1. Department of Animal Science and Biotechnology, Research Center for Horse industry, Kyungpook National University, Sangju-si, Republic of Korea.
2. College of Pharmacy, Henan University of Chinese Medicine, Zhengzhou, 450046, China.
3. School of Life Sciences, BK21 FOUR KNU Creative BioResearch Group, Kyungpook National University, Daegu, Korea.
4. Department of Dental Hygiene, Kyungpook National University, Sangju, Republic of Korea.
5. School of Animal Life Convergence Science, Hankyong National University, Anseong, 17579, Republic of Korea.
†These authors contributed equally to this study.
Background: Oral cancer is one of the most prevalent malignant tumors worldwide. Silibinin has been reported to exert therapeutic effects in various cancer models. However, its mechanism of action in oral cancer remains unclear. We aimed to examine the molecular processes underlying the effects of silibinin in oral cancer in vitro and in vivo as well as its potential anticancer effects. Next, we investigated the molecular processes underlying both in vitro and in vivo outcomes of silibinin treatment on oral cancer.
Methods: To investigate the effects of silibinin on the growth of oral cancer cells, cell proliferation and anchorage-independent colony formation tests were conducted on YD10B and Ca9-22 oral cancer cells. The effects of silibinin on the migration and invasion of oral cancer cells were evaluated using transwell assays. Flow cytometry was used to examine apoptosis, cell cycle distribution, and accumulation of reactive oxygen species (ROS). The molecular mechanism underlying the anticancer effects of silibinin was explored using immunoblotting. The in vivo effects of silibinin were evaluated using a Ca9-22 xenograft mouse model.
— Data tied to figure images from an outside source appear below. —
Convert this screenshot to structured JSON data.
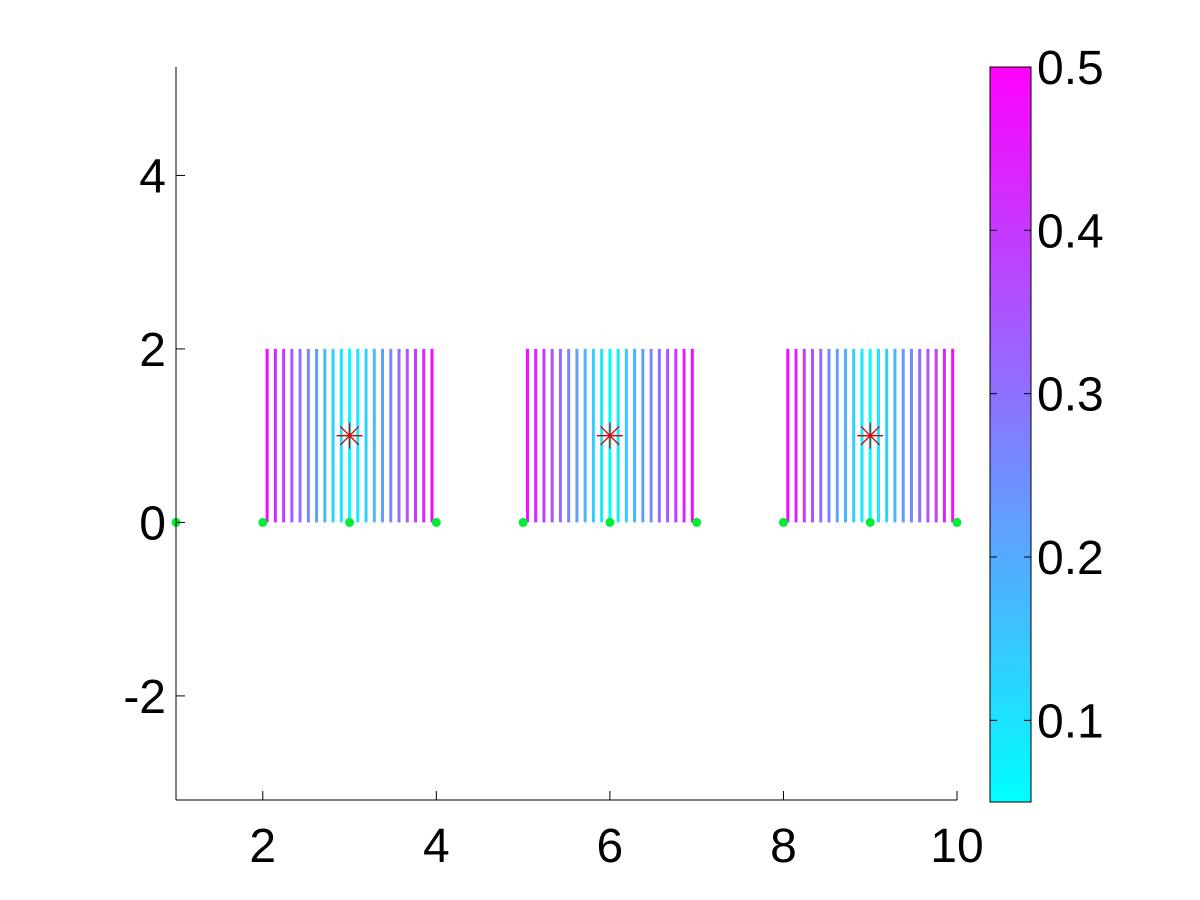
{
  "chart_data": {
    "type": "line",
    "title": "",
    "xlabel": "",
    "ylabel": "",
    "xlim": [
      1,
      10
    ],
    "ylim": [
      -3.2,
      5.25
    ],
    "x_ticks": [
      2,
      4,
      6,
      8,
      10
    ],
    "x_tick_labels": [
      "2",
      "4",
      "6",
      "8",
      "10"
    ],
    "y_ticks": [
      -2,
      0,
      2,
      4
    ],
    "y_tick_labels": [
      "-2",
      "0",
      "2",
      "4"
    ],
    "grid": false,
    "legend": "none",
    "segment_y_range": [
      0,
      2
    ],
    "groups": [
      {
        "x_start": 2,
        "x_end": 4,
        "center": [
          3,
          1
        ]
      },
      {
        "x_start": 5,
        "x_end": 7,
        "center": [
          6,
          1
        ]
      },
      {
        "x_start": 8,
        "x_end": 10,
        "center": [
          9,
          1
        ]
      }
    ],
    "segments_per_group": 21,
    "segment_value_rule": "value = 0.05 + |x - center_x| * 0.45",
    "points": [
      {
        "x": 1,
        "y": 0
      },
      {
        "x": 2,
        "y": 0
      },
      {
        "x": 3,
        "y": 0
      },
      {
        "x": 4,
        "y": 0
      },
      {
        "x": 5,
        "y": 0
      },
      {
        "x": 6,
        "y": 0
      },
      {
        "x": 7,
        "y": 0
      },
      {
        "x": 8,
        "y": 0
      },
      {
        "x": 9,
        "y": 0
      },
      {
        "x": 10,
        "y": 0
      }
    ],
    "centers": [
      {
        "x": 3,
        "y": 1
      },
      {
        "x": 6,
        "y": 1
      },
      {
        "x": 9,
        "y": 1
      }
    ],
    "colorbar": {
      "min": 0.05,
      "max": 0.5,
      "ticks": [
        0.1,
        0.2,
        0.3,
        0.4,
        0.5
      ],
      "tick_labels": [
        "0.1",
        "0.2",
        "0.3",
        "0.4",
        "0.5"
      ],
      "colormap": "cool",
      "color_low": "#00ffff",
      "color_high": "#ff00ff"
    },
    "colors": {
      "point": "#00ee33",
      "center_marker": "#dd0000",
      "axis": "#000000"
    }
  }
}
Results: Silibinin effectively suppressed YD10B and Ca9-22 cell proliferation and colony formation in a dose-dependent manner. Moreover, it induced cell cycle arrest in the G0/G1 phase, apoptosis, and ROS generation in these cells. Furthermore, silibinin inhibited the migration and invasion abilities of YD10B and Ca9-22 cells by regulating the expression of proteins involved in the epithelial-mesenchymal transition. Western blotting revealed that silibinin downregulated SOD1 and SOD2 and triggered the JNK/c-Jun pathway in oral cancer cells. Silibinin significantly inhibited xenograft tumor growth in nude mice, with no obvious toxicity.
Conclusions: Silibinin considerably reduced the development of oral cancer cells by inducing apoptosis, G0/G1 arrest, ROS generation, and activation of the JNK/c-Jun pathway. Importantly, silibinin effectively suppressed xenograft tumor growth in nude mice. Our findings indicate that silibinin may be a promising option for the prevention or treatment of oral cancer.